I can’t believe I’m doing this, but next thing, I’m rooting through coat pockets and old handbags foraging for loose change. Dear Jaysus; not one week ago, I spent around €180 on a La Prairie face cream and now I’m scrambling around looking for a few spare coins which I might have forgotten about. But I’m in luck; right at the bottom of a ridiculously expensive, impulse-buy Gucci bag, there’s a €20 note and about €4.50 in coins. Well whaddya know. I’m rich.

Week from hell: day one

I meet with my agent, one Roger Davenport, in his offices in town. Roger, I should tell you, is a sixty-something bachelor whose ideal client would probably be Audrey Hepburn. Always dresses a bit like a magician in velvet suits and bow ties, usually accessorised with a brolly; a bit like Steed in The New Avengers.He’s also a thorough gentleman of the old school and never loses his temper with the kids who always follow him, as he strolls from his converted Georgian townhouse to his equally elegant Georgian office.

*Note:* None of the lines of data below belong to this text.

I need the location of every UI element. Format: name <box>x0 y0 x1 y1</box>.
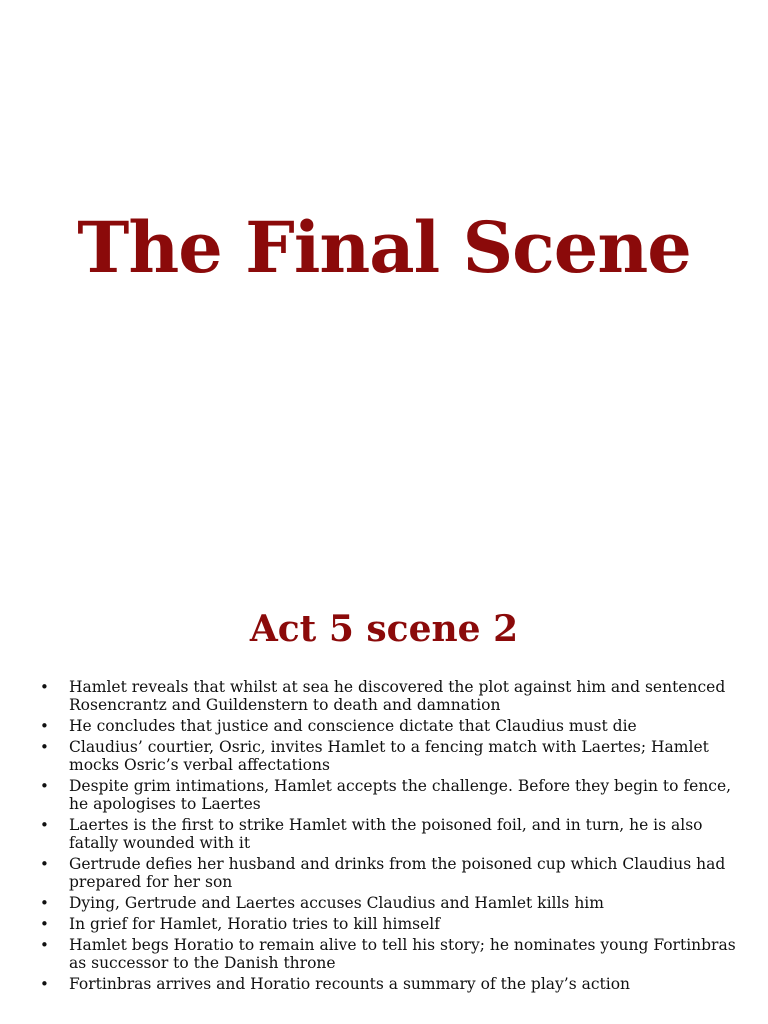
bullet-item <box>38 816 738 852</box>
bullet-text: Fortinbras arrives and Horatio recounts a summary of the play’s action <box>69 975 631 993</box>
bullet-item <box>38 777 738 813</box>
bullet-text: He concludes that justice and conscience dictate that Claudius must die <box>69 717 637 735</box>
bullet-text: Claudius’ courtier, Osric, invites Hamlet to a fencing match with Laertes; Hamlet mocks Osric’s verbal affectations <box>69 738 709 774</box>
slide-title: Act 5 scene 2 <box>249 608 519 650</box>
bullet-text: Laertes is the first to strike Hamlet with the poisoned foil, and in turn, he is also fatally wounded with it <box>69 816 703 852</box>
bullet-icon: • <box>40 915 49 933</box>
bullet-text: In grief for Hamlet, Horatio tries to kill himself <box>69 915 440 933</box>
bullet-item <box>38 894 738 912</box>
bullet-item <box>38 738 738 774</box>
main-title: The Final Scene <box>77 206 691 289</box>
bullet-icon: • <box>40 678 49 696</box>
bullet-icon: • <box>40 777 49 795</box>
bullet-text: Dying, Gertrude and Laertes accuses Claudius and Hamlet kills him <box>69 894 604 912</box>
bullet-text: Hamlet reveals that whilst at sea he discovered the plot against him and sentenced Rosencrantz and Guildenstern to death and damnation <box>69 678 726 714</box>
bullet-icon: • <box>40 738 49 756</box>
bullet-icon: • <box>40 975 49 993</box>
bullet-list <box>38 678 738 996</box>
bullet-icon: • <box>40 717 49 735</box>
bullet-text: Gertrude defies her husband and drinks from the poisoned cup which Claudius had prepared for her son <box>69 855 726 891</box>
bullet-icon: • <box>40 855 49 873</box>
bullet-item <box>38 678 738 714</box>
bullet-text: Despite grim intimations, Hamlet accepts the challenge. Before they begin to fence, he apologises to Laertes <box>69 777 732 813</box>
bullet-item <box>38 717 738 735</box>
bullet-icon: • <box>40 936 49 954</box>
bullet-text: Hamlet begs Horatio to remain alive to tell his story; he nominates young Fortinbras as successor to the Danish throne <box>69 936 736 972</box>
bullet-icon: • <box>40 894 49 912</box>
bullet-item <box>38 936 738 972</box>
bullet-item <box>38 855 738 891</box>
bullet-item <box>38 975 738 993</box>
content-slide <box>0 576 768 1024</box>
bullet-icon: • <box>40 816 49 834</box>
bullet-item <box>38 915 738 933</box>
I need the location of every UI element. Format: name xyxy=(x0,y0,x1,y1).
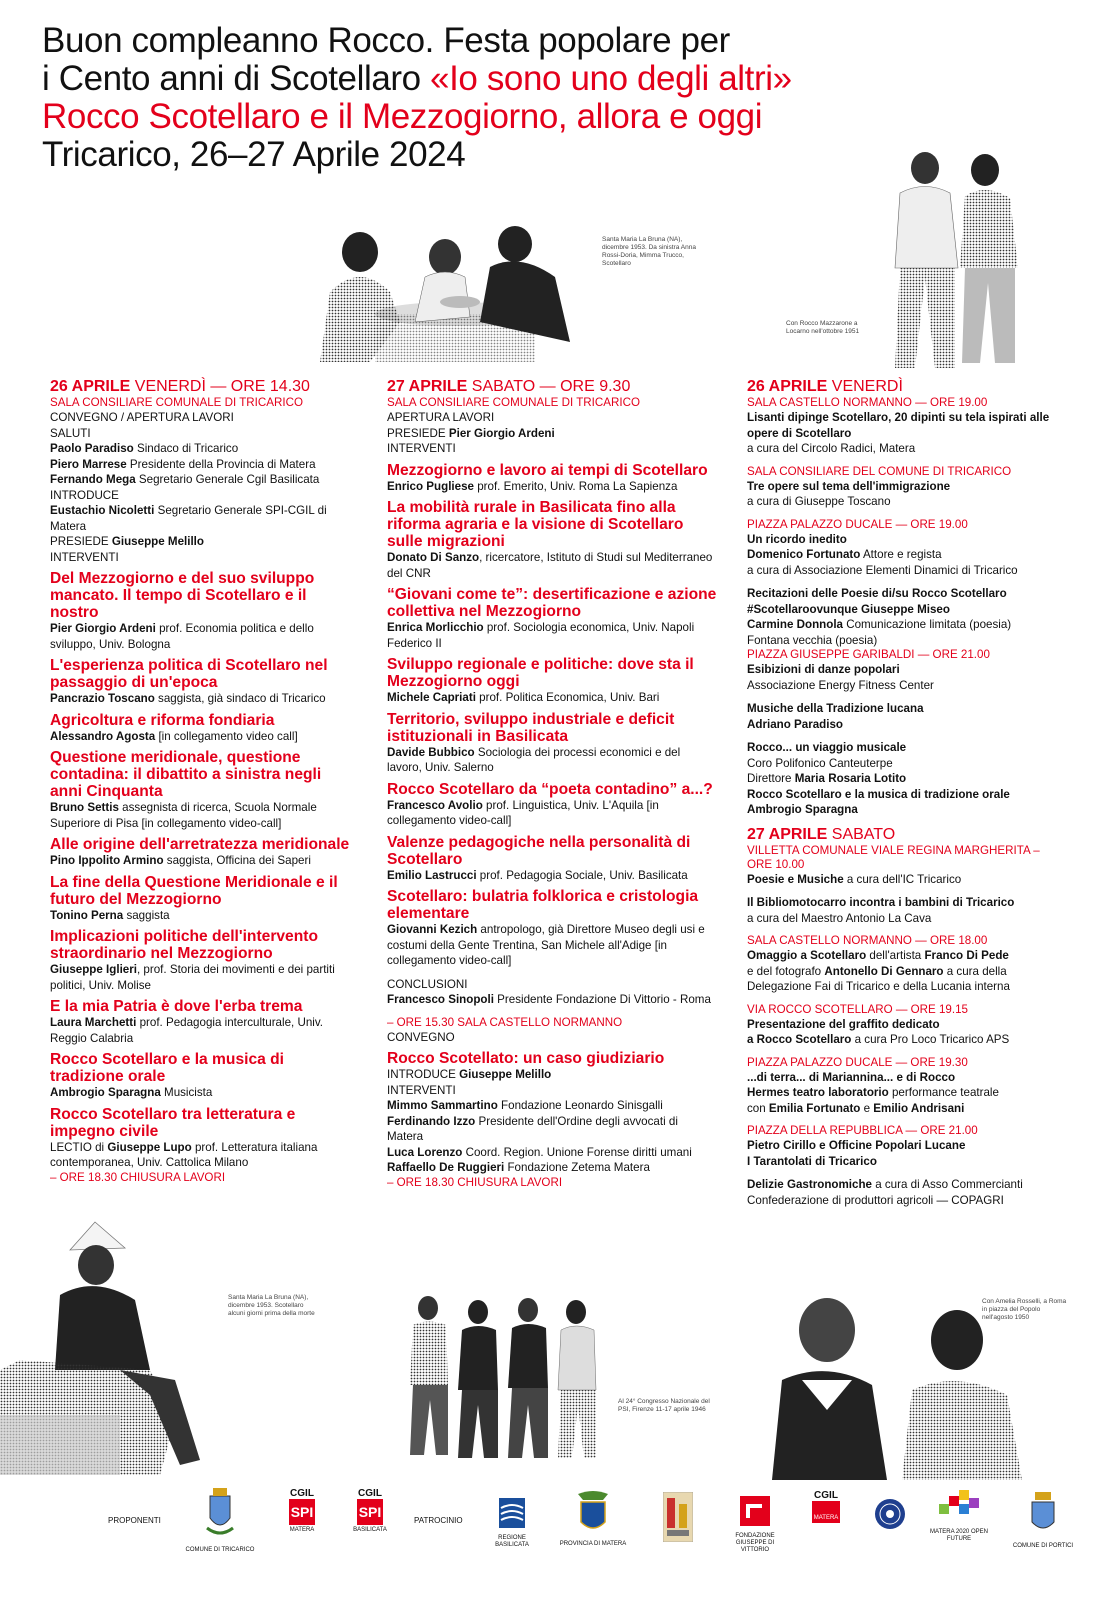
talk-title: Scotellaro: bulatria folklorica e cristologia elementare xyxy=(387,888,699,922)
talk-title: Valenze pedagogiche nella personalità di Scotellaro xyxy=(387,833,691,868)
event-title: Rocco Scotellaro e la musica di tradizione orale xyxy=(747,787,1010,801)
venue: SALA CONSILIARE DEL COMUNE DI TRICARICO xyxy=(747,464,1012,478)
venue: SALA CASTELLO NORMANNO — ORE 18.00 xyxy=(747,934,988,947)
logo-fondazione-di-vittorio: FONDAZIONE GIUSEPPE DI VITTORIO xyxy=(726,1496,784,1554)
talk-title: Agricoltura e riforma fondiaria xyxy=(50,711,275,729)
event-title: Recitazioni delle Poesie di/su Rocco Scotellaro xyxy=(747,587,1007,600)
program-column-april-26: 26 APRILE VENERDÌ — ORE 14.30 SALA CONSILIARE COMUNALE DI TRICARICO CONVEGNO / APERTURA LAVORI SALUTI Paolo Paradiso Sindaco di Tricarico Piero Marrese Presidente della Provincia di Matera Fernando Mega Segretario Generale Cgil Basilicata INTRODUCE Eustachio Nicoletti Segretario Generale SPI-CGIL di Matera PRESIEDE Giuseppe Melillo INTERVENTI Del Mezzogiorno e del suo sviluppo mancato. Il tempo di Scotellaro e il nostro Pier Giorgio Ardeni prof. Economia politica e dello sviluppo, Univ. Bologna L'esperienza politica di Scotellaro nel passaggio di un'epoca Pancrazio Toscano saggista, già sindaco di Tricarico Agricoltura e riforma fondiaria Alessandro Agosta [in collegamento video call] Questione meridionale, questione contadina: il dibattito a sinistra negli anni Cinquanta Bruno Settis assegnista di ricerca, Scuola Normale Superiore di Pisa [in collegamento video-call] Alle origine dell'arretratezza meridionale Pino Ippolito Armino saggista, Officina dei Saperi La fine della Questione Meridionale e il futuro del Mezzogiorno Tonino Perna saggista Implicazioni politiche dell'intervento straordinario nel Mezzogiorno Giuseppe Iglieri, prof. Storia dei movimenti e dei partiti politici, Univ. Molise E la mia Patria è dove l'erba trema Laura Marchetti prof. Pedagogia interculturale, Univ. Reggio Calabria Rocco Scotellaro e la musica di tradizione orale Ambrogio Sparagna Musicista Rocco Scotellaro tra letteratura e impegno civile LECTIO di Giuseppe Lupo prof. Letteratura italiana contemporanea, Univ. Cattolica Milano – ORE 18.30 CHIUSURA LAVORI xyxy=(50,378,355,1185)
venue: PIAZZA PALAZZO DUCALE — ORE 19.30 xyxy=(747,1055,968,1069)
event-title: Tre opere sul tema dell'immigrazione xyxy=(747,479,951,493)
day-heading: 26 APRILE VENERDÌ xyxy=(747,378,903,395)
caption-photo-5: Con Amelia Rosselli, a Roma in piazza del Popolo nell'agosto 1950 xyxy=(982,1298,1067,1321)
crest-icon xyxy=(205,1488,235,1540)
caption-photo-3: Santa Maria La Bruna (NA), dicembre 1953. Scotellaro alcuni giorni prima della morte xyxy=(228,1294,315,1317)
speaker: Piero Marrese Presidente della Provincia di Matera xyxy=(50,457,316,471)
crest-icon xyxy=(573,1490,613,1534)
speaker: Bruno Settis assegnista di ricerca, Scuola Normale Superiore di Pisa [in collegamento video-call] xyxy=(50,801,317,830)
photo-table-group xyxy=(310,222,595,362)
footer-logos xyxy=(0,1478,1120,1588)
events-column: 26 APRILE VENERDÌ SALA CASTELLO NORMANNO — ORE 19.00 Lisanti dipinge Scotellaro, 20 dipinti su tela ispirati alle opere di Scotellaro a cura del Circolo Radici, Matera SALA CONSILIARE DEL COMUNE DI TRICARICO Tre opere sul tema dell'immigrazione a cura di Giuseppe Toscano PIAZZA PALAZZO DUCALE — ORE 19.00 Un ricordo inedito Domenico Fortunato Attore e regista a cura di Associazione Elementi Dinamici di Tricarico Recitazioni delle Poesie di/su Rocco Scotellaro #Scotellaroovunque Giuseppe Miseo Carmine Donnola Comunicazione limitata (poesia) Fontana vecchia (poesia) PIAZZA GIUSEPPE GARIBALDI — ORE 21.00 Esibizioni di danze popolari Associazione Energy Fitness Center Musiche della Tradizione lucana Adriano Paradiso Rocco... un viaggio musicale Coro Polifonico Canteuterpe Direttore Maria Rosaria Lotito Rocco Scotellaro e la musica di tradizione orale Ambrogio Sparagna 27 APRILE SABATO VILLETTA COMUNALE VIALE REGINA MARGHERITA – ORE 10.00 Poesie e Musiche a cura dell'IC Tricarico Il Bibliomotocarro incontra i bambini di Tricarico a cura del Maestro Antonio La Cava SALA CASTELLO NORMANNO — ORE 18.00 Omaggio a Scotellaro dell'artista Franco Di Pede e del fotografo Antonello Di Gennaro a cura della Delegazione Fai di Tricarico e della Lucania interna VIA ROCCO SCOTELLARO — ORE 19.15 Presentazione del graffito dedicato a Rocco Scotellaro a cura Pro Loco Tricarico APS PIAZZA PALAZZO DUCALE — ORE 19.30 ...di terra... di Mariannina... e di Rocco Hermes teatro laboratorio performance teatrale con Emilia Fortunato e Emilio Andrisani PIAZZA DELLA REPUBBLICA — ORE 21.00 Pietro Cirillo e Officine Popolari Lucane I Tarantolati di Tricarico Delizie Gastronomiche a cura di Asso Commercianti Confederazione di produttori agricoli — COPAGRI xyxy=(747,378,1065,1208)
speaker: Donato Di Sanzo, ricercatore, Istituto di Studi sul Mediterraneo del CNR xyxy=(387,551,713,580)
logo-festival xyxy=(662,1492,694,1549)
speaker: Giovanni Kezich antropologo, già Direttore Museo degli usi e costumi della Gente Trentina, San Michele all'Adige [in collegamento video-call] xyxy=(387,923,705,967)
event-title: Pietro Cirillo e Officine Popolari Lucane xyxy=(747,1139,966,1152)
venue: – ORE 15.30 SALA CASTELLO NORMANNO xyxy=(387,1015,623,1029)
matera-2020-icon xyxy=(939,1490,979,1522)
region-wave-icon xyxy=(499,1498,525,1528)
talk-title: L'esperienza politica di Scotellaro nel passaggio di un'epoca xyxy=(50,657,328,691)
logo-university-seal xyxy=(872,1498,908,1537)
speaker: Michele Capriati prof. Politica Economica, Univ. Bari xyxy=(387,691,660,704)
venue: SALA CASTELLO NORMANNO — ORE 19.00 xyxy=(747,396,988,409)
talk-title: Sviluppo regionale e politiche: dove sta il Mezzogiorno oggi xyxy=(387,656,694,690)
venue: SALA CONSILIARE COMUNALE DI TRICARICO xyxy=(387,396,640,409)
crest-icon xyxy=(1029,1492,1057,1536)
speaker: Davide Bubbico Sociologia dei processi economici e del lavoro, Univ. Salerno xyxy=(387,745,681,774)
day-heading: 26 APRILE VENERDÌ — ORE 14.30 xyxy=(50,378,310,395)
venue: VILLETTA COMUNALE VIALE REGINA MARGHERITA – ORE 10.00 xyxy=(747,843,1040,871)
event-title: Lisanti dipinge Scotellaro, 20 dipinti su tela ispirati alle opere di Scotellaro xyxy=(747,411,1050,440)
logo-cgil-matera: CGIL MATERA xyxy=(813,1490,839,1521)
logo-comune-tricarico: COMUNE DI TRICARICO xyxy=(180,1488,260,1554)
venue: PIAZZA PALAZZO DUCALE — ORE 19.00 xyxy=(747,517,968,531)
title-line-1: Buon compleanno Rocco. Festa popolare per xyxy=(42,21,730,60)
closing: – ORE 18.30 CHIUSURA LAVORI xyxy=(387,1175,563,1189)
logo-provincia-matera: PROVINCIA DI MATERA xyxy=(553,1490,633,1548)
day-heading: 27 APRILE SABATO xyxy=(747,825,896,843)
speaker: Enrico Pugliese prof. Emerito, Univ. Roma La Sapienza xyxy=(387,479,678,493)
speaker: Paolo Paradiso Sindaco di Tricarico xyxy=(50,442,239,455)
speaker: Enrica Morlicchio prof. Sociologia economica, Univ. Napoli Federico II xyxy=(387,621,695,650)
speaker: Giuseppe Iglieri, prof. Storia dei movimenti e dei partiti politici, Univ. Molise xyxy=(50,963,335,992)
photo-four-men-walking xyxy=(398,1290,608,1465)
venue: SALA CONSILIARE COMUNALE DI TRICARICO xyxy=(50,396,303,409)
speaker: Tonino Perna saggista xyxy=(50,908,170,922)
speaker: Pier Giorgio Ardeni prof. Economia politica e dello sviluppo, Univ. Bologna xyxy=(50,622,314,651)
talk-title: E la mia Patria è dove l'erba trema xyxy=(50,998,303,1015)
talk-title: Implicazioni politiche dell'intervento straordinario nel Mezzogiorno xyxy=(50,928,318,962)
festival-logo-icon xyxy=(663,1492,693,1542)
logo-matera-2020: MATERA 2020 OPEN FUTURE xyxy=(928,1490,990,1543)
talk-title: Del Mezzogiorno e del suo sviluppo mancato. Il tempo di Scotellaro e il nostro xyxy=(50,570,315,621)
speaker: Pino Ippolito Armino saggista, Officina dei Saperi xyxy=(50,854,311,867)
talk-title: La mobilità rurale in Basilicata fino alla riforma agraria e la visione di Scotellaro sulle migrazioni xyxy=(387,499,684,550)
speaker: Luca Lorenzo Coord. Region. Unione Forense diritti umani xyxy=(387,1145,692,1159)
day-heading: 27 APRILE SABATO — ORE 9.30 xyxy=(387,378,631,395)
speaker: Emilio Lastrucci prof. Pedagogia Sociale, Univ. Basilicata xyxy=(387,868,688,882)
event-title: Presentazione del graffito dedicato xyxy=(747,1017,940,1031)
venue: PIAZZA GIUSEPPE GARIBALDI — ORE 21.00 xyxy=(747,648,990,661)
logo-cgil-spi-basilicata: CGIL SPI BASILICATA xyxy=(353,1488,387,1533)
talk-title: Rocco Scotellaro tra letteratura e impegno civile xyxy=(50,1105,296,1140)
speaker: Pancrazio Toscano saggista, già sindaco di Tricarico xyxy=(50,692,326,705)
event-title: Musiche della Tradizione lucana xyxy=(747,702,924,715)
closing: – ORE 18.30 CHIUSURA LAVORI xyxy=(50,1170,226,1184)
logo-regione-basilicata: REGIONE BASILICATA xyxy=(482,1498,542,1549)
speaker: LECTIO di Giuseppe Lupo prof. Letteratura italiana contemporanea, Univ. Cattolica Milano xyxy=(50,1140,318,1169)
event-title: Il Bibliomotocarro incontra i bambini di Tricarico xyxy=(747,896,1015,909)
caption-photo-2: Con Rocco Mazzarone a Locarno nell'ottobre 1951 xyxy=(786,320,860,335)
title-quote: «Io sono uno degli altri» xyxy=(430,59,792,98)
speaker: Laura Marchetti prof. Pedagogia interculturale, Univ. Reggio Calabria xyxy=(50,1016,324,1045)
logo-cgil-spi-matera: CGIL SPI MATERA xyxy=(289,1488,315,1533)
title-line-4: Tricarico, 26–27 Aprile 2024 xyxy=(42,135,466,174)
caption-photo-4: Al 24° Congresso Nazionale del PSI, Firenze 11-17 aprile 1946 xyxy=(618,1398,710,1413)
talk-title: Territorio, sviluppo industriale e deficit istituzionali in Basilicata xyxy=(387,710,675,745)
talk-title: La fine della Questione Meridionale e il futuro del Mezzogiorno xyxy=(50,873,338,908)
title-line-3: Rocco Scotellaro e il Mezzogiorno, allora e oggi xyxy=(42,97,763,136)
photo-man-paper-hat xyxy=(0,1220,220,1475)
venue: PIAZZA DELLA REPUBBLICA — ORE 21.00 xyxy=(747,1124,978,1137)
university-seal-icon xyxy=(874,1498,906,1530)
foundation-logo-icon xyxy=(740,1496,770,1526)
event-title: Esibizioni di danze popolari xyxy=(747,663,900,676)
speaker: Ambrogio Sparagna Musicista xyxy=(50,1086,213,1099)
proponenti-label: PROPONENTI xyxy=(108,1516,161,1525)
speaker: Alessandro Agosta [in collegamento video call] xyxy=(50,729,298,743)
event-title: Rocco... un viaggio musicale xyxy=(747,741,907,754)
talk-title: Rocco Scotellato: un caso giudiziario xyxy=(387,1050,665,1067)
event-title: ...di terra... di Mariannina... e di Rocco xyxy=(747,1070,956,1084)
speaker: Francesco Sinopoli Presidente Fondazione Di Vittorio - Roma xyxy=(387,993,711,1006)
title-line-2: i Cento anni di Scotellaro «Io sono uno degli altri» xyxy=(42,59,792,98)
speaker: Eustachio Nicoletti Segretario Generale SPI-CGIL di Matera xyxy=(50,504,327,533)
talk-title: Questione meridionale, questione contadina: il dibattito a sinistra negli anni Cinquanta xyxy=(50,749,322,800)
program-column-april-27: 27 APRILE SABATO — ORE 9.30 SALA CONSILIARE COMUNALE DI TRICARICO APERTURA LAVORI PRESIEDE Pier Giorgio Ardeni INTERVENTI Mezzogiorno e lavoro ai tempi di Scotellaro Enrico Pugliese prof. Emerito, Univ. Roma La Sapienza La mobilità rurale in Basilicata fino alla riforma agraria e la visione di Scotellaro sulle migrazioni Donato Di Sanzo, ricercatore, Istituto di Studi sul Mediterraneo del CNR “Giovani come te”: desertificazione e azione collettiva nel Mezzogiorno Enrica Morlicchio prof. Sociologia economica, Univ. Napoli Federico II Sviluppo regionale e politiche: dove sta il Mezzogiorno oggi Michele Capriati prof. Politica Economica, Univ. Bari Territorio, sviluppo industriale e deficit istituzionali in Basilicata Davide Bubbico Sociologia dei processi economici e del lavoro, Univ. Salerno Rocco Scotellaro da “poeta contadino” a...? Francesco Avolio prof. Linguistica, Univ. L'Aquila [in collegamento video-call] Valenze pedagogiche nella personalità di Scotellaro Emilio Lastrucci prof. Pedagogia Sociale, Univ. Basilicata Scotellaro: bulatria folklorica e cristologia elementare Giovanni Kezich antropologo, già Direttore Museo degli usi e costumi della Gente Trentina, San Michele all'Adige [in collegamento video-call] CONCLUSIONI Francesco Sinopoli Presidente Fondazione Di Vittorio - Roma – ORE 15.30 SALA CASTELLO NORMANNO CONVEGNO Rocco Scotellato: un caso giudiziario INTRODUCE Giuseppe Melillo INTERVENTI Mimmo Sammartino Fondazione Leonardo Sinisgalli Ferdinando Izzo Presidente dell'Ordine degli avvocati di Matera Luca Lorenzo Coord. Region. Unione Forense diritti umani Raffaello De Ruggieri Fondazione Zetema Matera – ORE 18.30 CHIUSURA LAVORI xyxy=(387,378,717,1189)
event-title: Un ricordo inedito xyxy=(747,532,847,546)
talk-title: Rocco Scotellaro da “poeta contadino” a...? xyxy=(387,780,713,798)
talk-title: Alle origine dell'arretratezza meridionale xyxy=(50,836,350,853)
speaker: Mimmo Sammartino Fondazione Leonardo Sinisgalli xyxy=(387,1099,663,1112)
venue: VIA ROCCO SCOTELLARO — ORE 19.15 xyxy=(747,1002,968,1016)
talk-title: Rocco Scotellaro e la musica di tradizione orale xyxy=(50,1051,284,1085)
speaker: Raffaello De Ruggieri Fondazione Zetema Matera xyxy=(387,1161,650,1174)
patrocinio-label: PATROCINIO xyxy=(414,1516,463,1525)
speaker: Ferdinando Izzo Presidente dell'Ordine degli avvocati di Matera xyxy=(387,1114,678,1143)
talk-title: Mezzogiorno e lavoro ai tempi di Scotellaro xyxy=(387,461,708,479)
speaker: Francesco Avolio prof. Linguistica, Univ. L'Aquila [in collegamento video-call] xyxy=(387,798,659,827)
logo-comune-portici: COMUNE DI PORTICI xyxy=(1010,1492,1076,1550)
photo-two-men-walking xyxy=(870,138,1040,378)
caption-photo-1: Santa Maria La Bruna (NA), dicembre 1953. Da sinistra Anna Rossi-Doria, Mimma Trucco, Scotellaro xyxy=(602,236,696,267)
speaker: Fernando Mega Segretario Generale Cgil Basilicata xyxy=(50,473,320,486)
talk-title: “Giovani come te”: desertificazione e azione collettiva nel Mezzogiorno xyxy=(387,586,717,620)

I’ve often seen him sauntering through town, like it’s permanent Bloomsday, chased by kids all chanting, ‘Here mister, where’s your boyfriend?’ Water off a duck’s back though; Roger is famous for his unflappable cool and permanent good humour. Until I go in to see him, that is.

He’s sitting at his antique desk when I arrive at his office, surrounded by this morning’s papers. ‘Dear Lord, Jessie, what precisely were you thinking?’ is his opener, peering up from over Churchill-esque half-moon glasses. I fill him in, with particular red-eyed snivelling saved for the part where I stress that I didn’t know I’d done anything wrong. It’s fast becoming my new catchphrase.

‘Well, my dear,’ he frowns, looking like a consultant about to give me bad news, ‘naturally I shall do my best to source alternative employment for you. However, be warned. This will be no easy task.’

Then I meet with Roger’s publicist Paul, a prematurely grey chain smoker with so much manic energy that after ten minutes in his company I’m so exhausted, all I want to do is lie down in a darkened room and take sedatives. Together with Roger, we draft a press release, which I think just about hits the right, apologetic note between deep contrition and remorse for what I did, yet gently touching on the fact that had I suspected for a second that what I was doing was wrong, I’d have been a distant speck on the horizon.

On his way out the door to have a cigarette, statement tucked under his oxter, Paul turns to me. ‘Oh, by the way, I do have one bit of good news for you, Jessie.’

I look at him stunned, but then, optimism is an unfamiliar sensation for me right now.

Then he tells me that some topless glamour model who I never heard of has just left her boy band drummer husband who I also never heard of, for a Premiership footballer whose name I couldn’t even attempt to pronounce.

‘Sorry Paul, excuse my addled brain, but how exactly is this good news?’

‘Means you’re relegated to page four.’

I see what he means. By the time I get back to the house, the photographers and press who were there yesterday and this morning have completely dispersed. So now I know exactly what they mean by ‘yesterday’s news’.